Databases 15 min read

Why MySQL Transactions Hang After Network Failure and How to Kill Stuck Sessions

This article explains how MySQL transactions behave when a client’s network connection is abruptly lost, why the server does not automatically abort the transaction, and provides practical scripts and configuration tips to detect and kill long‑running idle transactions.

Programmer DD
Programmer DD
Programmer DD
Why MySQL Transactions Hang After Network Failure and How to Kill Stuck Sessions

1. Introduction

When operating MySQL, various situations such as forced application shutdown, client machine crash, network jitter, or data‑center level outage can cause abnormal session termination between the application and MySQL.

假如强制关闭应用
假如client机器突然崩溃宕机/断电
假如网络发生抖动/网卡发生故障
机房级别断网

The question is how the transaction currently executing on MySQL will behave.

2. Practice

A test case is designed where a client executes a transaction on MySQL and then the client machine is abruptly powered off, simulating a network break.

client 192.168.56.102  
MySQL  192.168.56.101

Client connects to the DB and performs SELECT FOR UPDATE (or UPDATE/DELETE) to lock a record.
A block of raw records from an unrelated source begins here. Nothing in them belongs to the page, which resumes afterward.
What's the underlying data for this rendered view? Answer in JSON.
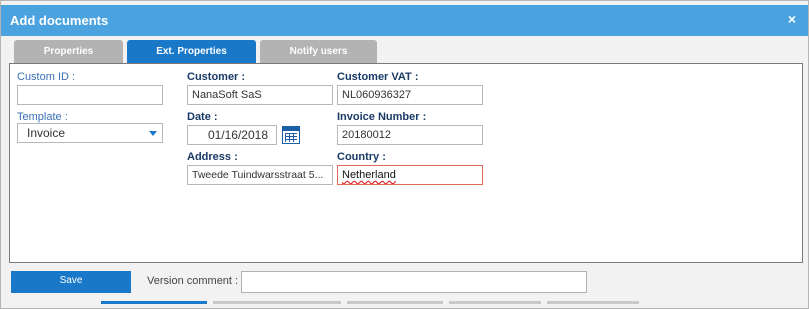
{
  "dialog": {
    "title": "Add documents",
    "close_icon": "×"
  },
  "tabs": [
    {
      "label": "Properties",
      "active": false
    },
    {
      "label": "Ext. Properties",
      "active": true
    },
    {
      "label": "Notify users",
      "active": false
    }
  ],
  "form": {
    "custom_id": {
      "label": "Custom ID :",
      "value": ""
    },
    "template": {
      "label": "Template :",
      "value": "Invoice"
    },
    "customer": {
      "label": "Customer :",
      "value": "NanaSoft SaS"
    },
    "date": {
      "label": "Date :",
      "value": "01/16/2018"
    },
    "address": {
      "label": "Address :",
      "value": "Tweede Tuindwarsstraat 5..."
    },
    "customer_vat": {
      "label": "Customer VAT :",
      "value": "NL060936327"
    },
    "invoice_number": {
      "label": "Invoice Number :",
      "value": "20180012"
    },
    "country": {
      "label": "Country :",
      "value": "Netherland"
    }
  },
  "footer": {
    "save_label": "Save",
    "version_comment_label": "Version comment :",
    "version_comment_value": ""
  },
  "colors": {
    "title_bar": "#4aa3df",
    "accent": "#1a78c9",
    "error_border": "#e06c5a"
  }
}
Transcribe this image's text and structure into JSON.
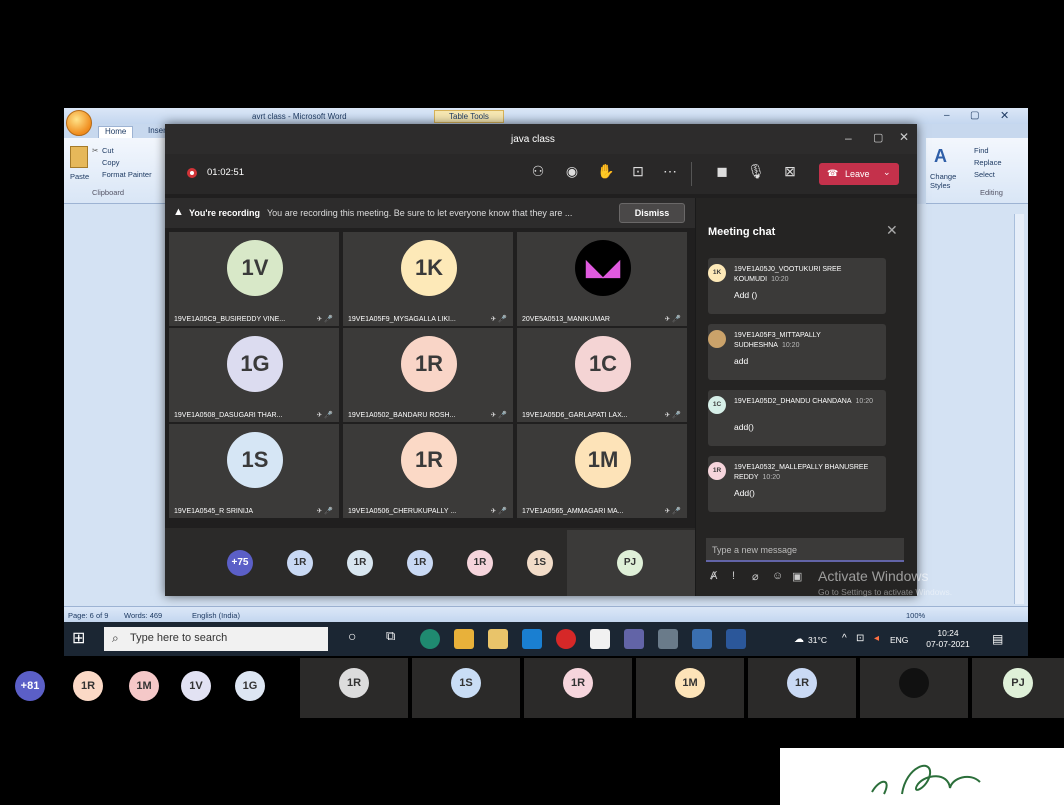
{
  "word": {
    "title": "avrt class - Microsoft Word",
    "table_tools": "Table Tools",
    "tabs": [
      "Home",
      "Insert"
    ],
    "clipboard": {
      "cut": "Cut",
      "copy": "Copy",
      "paste": "Paste",
      "format_painter": "Format Painter",
      "group": "Clipboard"
    },
    "editing": {
      "find": "Find",
      "replace": "Replace",
      "select": "Select",
      "change_styles": "Change Styles",
      "group": "Editing"
    },
    "status": {
      "page": "Page: 6 of 9",
      "words": "Words: 469",
      "language": "English (India)",
      "zoom": "100%"
    }
  },
  "taskbar": {
    "search_placeholder": "Type here to search",
    "weather": "31°C",
    "language": "ENG",
    "time": "10:24",
    "date": "07-07-2021"
  },
  "activation": {
    "title": "Activate Windows",
    "subtitle": "Go to Settings to activate Windows."
  },
  "teams": {
    "title": "java class",
    "timer": "01:02:51",
    "leave_label": "Leave",
    "banner": {
      "bold": "You're recording",
      "text": "You are recording this meeting. Be sure to let everyone know that they are ...",
      "dismiss": "Dismiss"
    },
    "tiles": [
      {
        "initials": "1V",
        "name": "19VE1A05C9_BUSIREDDY VINE...",
        "color": "#d8e8c8"
      },
      {
        "initials": "1K",
        "name": "19VE1A05F9_MYSAGALLA LIKI...",
        "color": "#fde9b8"
      },
      {
        "initials": "",
        "name": "20VE5A0513_MANIKUMAR",
        "color": "#000000"
      },
      {
        "initials": "1G",
        "name": "19VE1A0508_DASUGARI THAR...",
        "color": "#dcdcf0"
      },
      {
        "initials": "1R",
        "name": "19VE1A0502_BANDARU ROSH...",
        "color": "#f9d5c7"
      },
      {
        "initials": "1C",
        "name": "19VE1A05D6_GARLAPATI LAX...",
        "color": "#f4d4d4"
      },
      {
        "initials": "1S",
        "name": "19VE1A0545_R SRINIJA",
        "color": "#d6e6f5"
      },
      {
        "initials": "1R",
        "name": "19VE1A0506_CHERUKUPALLY ...",
        "color": "#fbd9c6"
      },
      {
        "initials": "1M",
        "name": "17VE1A0565_AMMAGARI MA...",
        "color": "#fde3b8"
      }
    ],
    "strip": [
      {
        "initials": "+75",
        "color": "#5b5fc7"
      },
      {
        "initials": "1R",
        "color": "#c9d9f4"
      },
      {
        "initials": "1R",
        "color": "#d8e6f0"
      },
      {
        "initials": "1R",
        "color": "#c9d9f4"
      },
      {
        "initials": "1R",
        "color": "#f6d5dc"
      },
      {
        "initials": "1S",
        "color": "#f2dcc8"
      }
    ],
    "strip_self": {
      "initials": "PJ",
      "color": "#dff0d8"
    },
    "chat": {
      "title": "Meeting chat",
      "placeholder": "Type a new message",
      "messages": [
        {
          "avatar": "1K",
          "color": "#fde9b8",
          "sender": "19VE1A05J0_VOOTUKURI SREE KOUMUDI",
          "time": "10:20",
          "text": "Add ()"
        },
        {
          "avatar": "",
          "color": "#caa26a",
          "sender": "19VE1A05F3_MITTAPALLY SUDHESHNA",
          "time": "10:20",
          "text": "add"
        },
        {
          "avatar": "1C",
          "color": "#d6efe8",
          "sender": "19VE1A05D2_DHANDU CHANDANA",
          "time": "10:20",
          "text": "add()"
        },
        {
          "avatar": "1R",
          "color": "#f6d5dc",
          "sender": "19VE1A0532_MALLEPALLY BHANUSREE REDDY",
          "time": "10:20",
          "text": "Add()"
        }
      ]
    }
  },
  "outer": {
    "left": [
      {
        "initials": "+81",
        "color": "#5b5fc7"
      },
      {
        "initials": "1R",
        "color": "#fbd9c6"
      },
      {
        "initials": "1M",
        "color": "#f5c8c8"
      },
      {
        "initials": "1V",
        "color": "#e2e2f3"
      },
      {
        "initials": "1G",
        "color": "#dde6f3"
      }
    ],
    "tiles": [
      {
        "initials": "1R",
        "color": "#dcdcdc"
      },
      {
        "initials": "1S",
        "color": "#c9ddf5"
      },
      {
        "initials": "1R",
        "color": "#f6d5dc"
      },
      {
        "initials": "1M",
        "color": "#fde3b8"
      },
      {
        "initials": "1R",
        "color": "#c9d9f4"
      },
      {
        "initials": "",
        "color": "#111111"
      },
      {
        "initials": "PJ",
        "color": "#dff0d8"
      }
    ]
  },
  "colors": {
    "accent": "#6264a7",
    "leave": "#c4314b",
    "recording": "#d13438"
  }
}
After shutting down the client to simulate power loss, the server’s network layer still shows the connection as ESTABLISHED and the transaction remains in a running state.

Opening another session to lock the same table shows it must wait, confirming that the aborted transaction is still active.

3. Analysis

3.1 Why the server does not exit the transaction

MySQL’s ordinary session connections lack a keep‑alive mechanism; no socket options or heartbeat are set. Consequently, when the network disconnects, the server cannot promptly detect the failure. The TCP state remains ESTABLISHED because neither side sends a FIN packet.

3.2 How MySQL handles a transaction after network loss

Transaction still executing

If the SQL statement is still running when the network drops, MySQL rolls back the statement after it finishes because the response cannot be delivered to the client.

if (thd->is_error() || (thd->variables.option_bits & OPTION_MASTER_SQL_ERROR))
    trans_rollback_stmt(thd);

Transaction completed but not committed

When the statement finishes but the transaction is not committed, the transaction remains on the server and must be killed manually.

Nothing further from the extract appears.